The Policy has been reproduced in Volume 2 of the Canadian Stock Exchanges Manual at P.5000-016. For further information, please contact Marie-Anne Selbach, Director, Corporate Services, at (514) 871-3557. Status of Bills
B.C.
Chapter 29 of The Miscellaneous Statutes Amendment Act (No. 3), 1997 amends the Company Act. Assented to on July 28, 1997 but not yet in force.
Manitoba
Chapter 26 of The Corporations Amendment Act was assented to June 28, 1997; in force on proclamation.
Chapter 73 of The Commodity Futures and Consequential Amendments Act was assented to November 19, 1996; in force on proclamation.
Quebec
Bill 187, An Act to again amend the Securities Act, received first reading on December 11, 1997 and second reading on December 19, 1997. Don't Throw Your April LegalWorks CD Away!

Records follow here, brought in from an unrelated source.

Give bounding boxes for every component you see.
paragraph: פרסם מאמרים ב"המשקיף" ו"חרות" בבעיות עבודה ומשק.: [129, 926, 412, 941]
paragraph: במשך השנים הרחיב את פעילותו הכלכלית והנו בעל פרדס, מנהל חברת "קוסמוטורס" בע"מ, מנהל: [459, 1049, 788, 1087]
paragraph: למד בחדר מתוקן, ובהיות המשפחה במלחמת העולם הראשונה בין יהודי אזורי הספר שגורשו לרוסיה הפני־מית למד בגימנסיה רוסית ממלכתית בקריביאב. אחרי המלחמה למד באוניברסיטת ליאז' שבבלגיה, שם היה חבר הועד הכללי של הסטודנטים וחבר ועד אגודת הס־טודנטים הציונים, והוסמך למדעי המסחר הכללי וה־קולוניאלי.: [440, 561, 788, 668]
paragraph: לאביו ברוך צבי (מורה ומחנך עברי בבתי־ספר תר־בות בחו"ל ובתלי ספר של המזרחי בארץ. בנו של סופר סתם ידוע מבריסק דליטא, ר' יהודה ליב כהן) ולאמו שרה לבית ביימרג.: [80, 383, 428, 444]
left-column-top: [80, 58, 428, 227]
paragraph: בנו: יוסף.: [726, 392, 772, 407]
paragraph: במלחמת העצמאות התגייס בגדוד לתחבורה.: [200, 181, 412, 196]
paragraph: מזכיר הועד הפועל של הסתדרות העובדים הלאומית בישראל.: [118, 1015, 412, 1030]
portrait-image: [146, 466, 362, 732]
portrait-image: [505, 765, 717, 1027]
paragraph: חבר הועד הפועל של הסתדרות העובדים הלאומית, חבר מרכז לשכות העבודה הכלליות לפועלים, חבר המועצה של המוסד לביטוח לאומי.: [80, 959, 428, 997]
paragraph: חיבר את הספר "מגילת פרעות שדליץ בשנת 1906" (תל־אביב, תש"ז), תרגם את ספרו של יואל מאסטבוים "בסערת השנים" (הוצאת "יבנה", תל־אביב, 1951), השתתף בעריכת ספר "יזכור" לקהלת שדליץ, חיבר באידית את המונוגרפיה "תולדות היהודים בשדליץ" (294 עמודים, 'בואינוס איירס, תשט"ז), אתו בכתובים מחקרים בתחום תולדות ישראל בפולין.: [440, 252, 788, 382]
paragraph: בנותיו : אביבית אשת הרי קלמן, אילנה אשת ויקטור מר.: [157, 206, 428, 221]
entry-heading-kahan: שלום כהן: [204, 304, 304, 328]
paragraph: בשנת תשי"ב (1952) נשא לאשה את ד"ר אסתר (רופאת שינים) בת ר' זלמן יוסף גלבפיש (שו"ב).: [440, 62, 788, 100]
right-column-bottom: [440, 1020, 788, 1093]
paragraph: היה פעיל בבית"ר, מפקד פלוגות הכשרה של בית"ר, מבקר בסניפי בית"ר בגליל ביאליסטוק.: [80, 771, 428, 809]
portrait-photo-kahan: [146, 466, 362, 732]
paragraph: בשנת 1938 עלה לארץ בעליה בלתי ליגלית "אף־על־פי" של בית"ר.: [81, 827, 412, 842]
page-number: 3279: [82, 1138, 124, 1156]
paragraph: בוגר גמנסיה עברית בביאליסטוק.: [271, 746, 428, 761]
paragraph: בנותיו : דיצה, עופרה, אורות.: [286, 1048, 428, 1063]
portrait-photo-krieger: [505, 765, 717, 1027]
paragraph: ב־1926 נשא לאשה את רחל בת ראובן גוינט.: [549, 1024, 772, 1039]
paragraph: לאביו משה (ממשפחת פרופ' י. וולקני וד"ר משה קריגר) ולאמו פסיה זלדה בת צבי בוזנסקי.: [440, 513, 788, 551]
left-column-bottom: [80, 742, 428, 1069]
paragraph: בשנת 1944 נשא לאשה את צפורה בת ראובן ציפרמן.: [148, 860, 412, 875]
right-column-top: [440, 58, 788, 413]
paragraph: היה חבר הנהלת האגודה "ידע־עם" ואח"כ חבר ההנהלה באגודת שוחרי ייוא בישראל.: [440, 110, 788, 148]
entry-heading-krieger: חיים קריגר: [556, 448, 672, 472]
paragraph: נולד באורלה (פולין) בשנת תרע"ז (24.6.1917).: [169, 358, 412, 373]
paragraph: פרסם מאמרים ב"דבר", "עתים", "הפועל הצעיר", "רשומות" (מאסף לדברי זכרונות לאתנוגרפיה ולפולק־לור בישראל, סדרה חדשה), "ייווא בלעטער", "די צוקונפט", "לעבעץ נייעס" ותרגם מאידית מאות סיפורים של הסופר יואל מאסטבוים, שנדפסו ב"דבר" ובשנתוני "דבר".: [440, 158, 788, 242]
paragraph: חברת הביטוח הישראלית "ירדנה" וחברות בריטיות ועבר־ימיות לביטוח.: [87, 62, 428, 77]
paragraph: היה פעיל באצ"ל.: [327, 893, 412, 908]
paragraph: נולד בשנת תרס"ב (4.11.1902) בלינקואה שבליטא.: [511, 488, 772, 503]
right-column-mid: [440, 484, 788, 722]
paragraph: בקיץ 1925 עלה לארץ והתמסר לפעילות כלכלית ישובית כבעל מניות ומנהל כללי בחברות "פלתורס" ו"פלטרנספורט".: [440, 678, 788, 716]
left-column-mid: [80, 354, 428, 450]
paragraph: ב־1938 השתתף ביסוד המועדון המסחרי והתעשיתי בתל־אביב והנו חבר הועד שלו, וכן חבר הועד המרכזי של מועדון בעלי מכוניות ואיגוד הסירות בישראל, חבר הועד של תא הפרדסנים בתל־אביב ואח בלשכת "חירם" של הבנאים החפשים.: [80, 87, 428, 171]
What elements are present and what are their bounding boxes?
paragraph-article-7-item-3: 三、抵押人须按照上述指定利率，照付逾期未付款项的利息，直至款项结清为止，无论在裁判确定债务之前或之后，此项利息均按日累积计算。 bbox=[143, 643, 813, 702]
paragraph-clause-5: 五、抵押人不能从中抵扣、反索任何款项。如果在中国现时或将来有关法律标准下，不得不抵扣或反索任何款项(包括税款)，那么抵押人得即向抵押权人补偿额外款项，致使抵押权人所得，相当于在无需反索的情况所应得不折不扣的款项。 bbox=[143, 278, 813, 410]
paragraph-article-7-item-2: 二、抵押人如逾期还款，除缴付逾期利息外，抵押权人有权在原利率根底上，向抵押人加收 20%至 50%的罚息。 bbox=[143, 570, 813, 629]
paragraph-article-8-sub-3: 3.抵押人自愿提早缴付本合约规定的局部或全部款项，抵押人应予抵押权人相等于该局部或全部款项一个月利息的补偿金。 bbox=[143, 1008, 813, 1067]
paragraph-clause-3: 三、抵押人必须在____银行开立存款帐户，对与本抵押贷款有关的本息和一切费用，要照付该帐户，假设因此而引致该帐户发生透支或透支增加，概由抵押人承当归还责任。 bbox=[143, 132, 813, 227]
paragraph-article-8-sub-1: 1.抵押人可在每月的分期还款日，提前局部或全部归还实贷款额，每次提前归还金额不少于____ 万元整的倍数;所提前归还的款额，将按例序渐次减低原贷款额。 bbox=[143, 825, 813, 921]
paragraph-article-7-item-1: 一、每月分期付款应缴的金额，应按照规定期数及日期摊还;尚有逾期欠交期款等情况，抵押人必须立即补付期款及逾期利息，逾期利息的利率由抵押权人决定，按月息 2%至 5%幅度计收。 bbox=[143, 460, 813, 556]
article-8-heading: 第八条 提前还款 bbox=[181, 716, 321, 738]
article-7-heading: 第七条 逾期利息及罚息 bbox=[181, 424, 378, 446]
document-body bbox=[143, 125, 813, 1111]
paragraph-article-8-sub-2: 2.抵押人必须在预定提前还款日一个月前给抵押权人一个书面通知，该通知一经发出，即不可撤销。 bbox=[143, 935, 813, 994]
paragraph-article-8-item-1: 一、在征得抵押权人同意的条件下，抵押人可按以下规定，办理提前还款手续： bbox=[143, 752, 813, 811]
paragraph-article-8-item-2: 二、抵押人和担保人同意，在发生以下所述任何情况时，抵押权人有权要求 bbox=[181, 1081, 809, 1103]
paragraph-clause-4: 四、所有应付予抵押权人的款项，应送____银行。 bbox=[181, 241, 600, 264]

Each year, customers using any product in the LegalWorks electronic library will be given a CD that will not expire after the usual 90-day period. The purpose of this is to provide a snapshot of the information as it exists at a certain time. The April update is your annual arch ival collection and is so marked for easy recognition. Please remember to retain it for your records.
Cut-off Dates for New Material
Alberta Securities Commission Bulletin, dated February 27, 1998
British Columbia Securities Commission Weekly Summary 98:12, dated March 20, 1998
The Ontario Gazette, dated March 21, 1998
Ontario Securities Commission Bulletin Volume 21, Issue 12, dated March 27, 1998
Saskatchewan: General Ruling/Order 51-902, dated February 23, 1998
Alberta Exchange revisions to the Policies and Procedures Manual, dated October 1997.
Toronto Futures Exchange Circular TF98-14, dated March 6, 1998, and TF 98-19, dated March 19, 1998
Montreal Exchange Circulars 025-98, dated February 16, 1998; 028-98, dated February 18, 1998; 036-98, dated March 3, 1998, 042-98, dated March 11, 1998; and 043-98, dated March 11, 1998.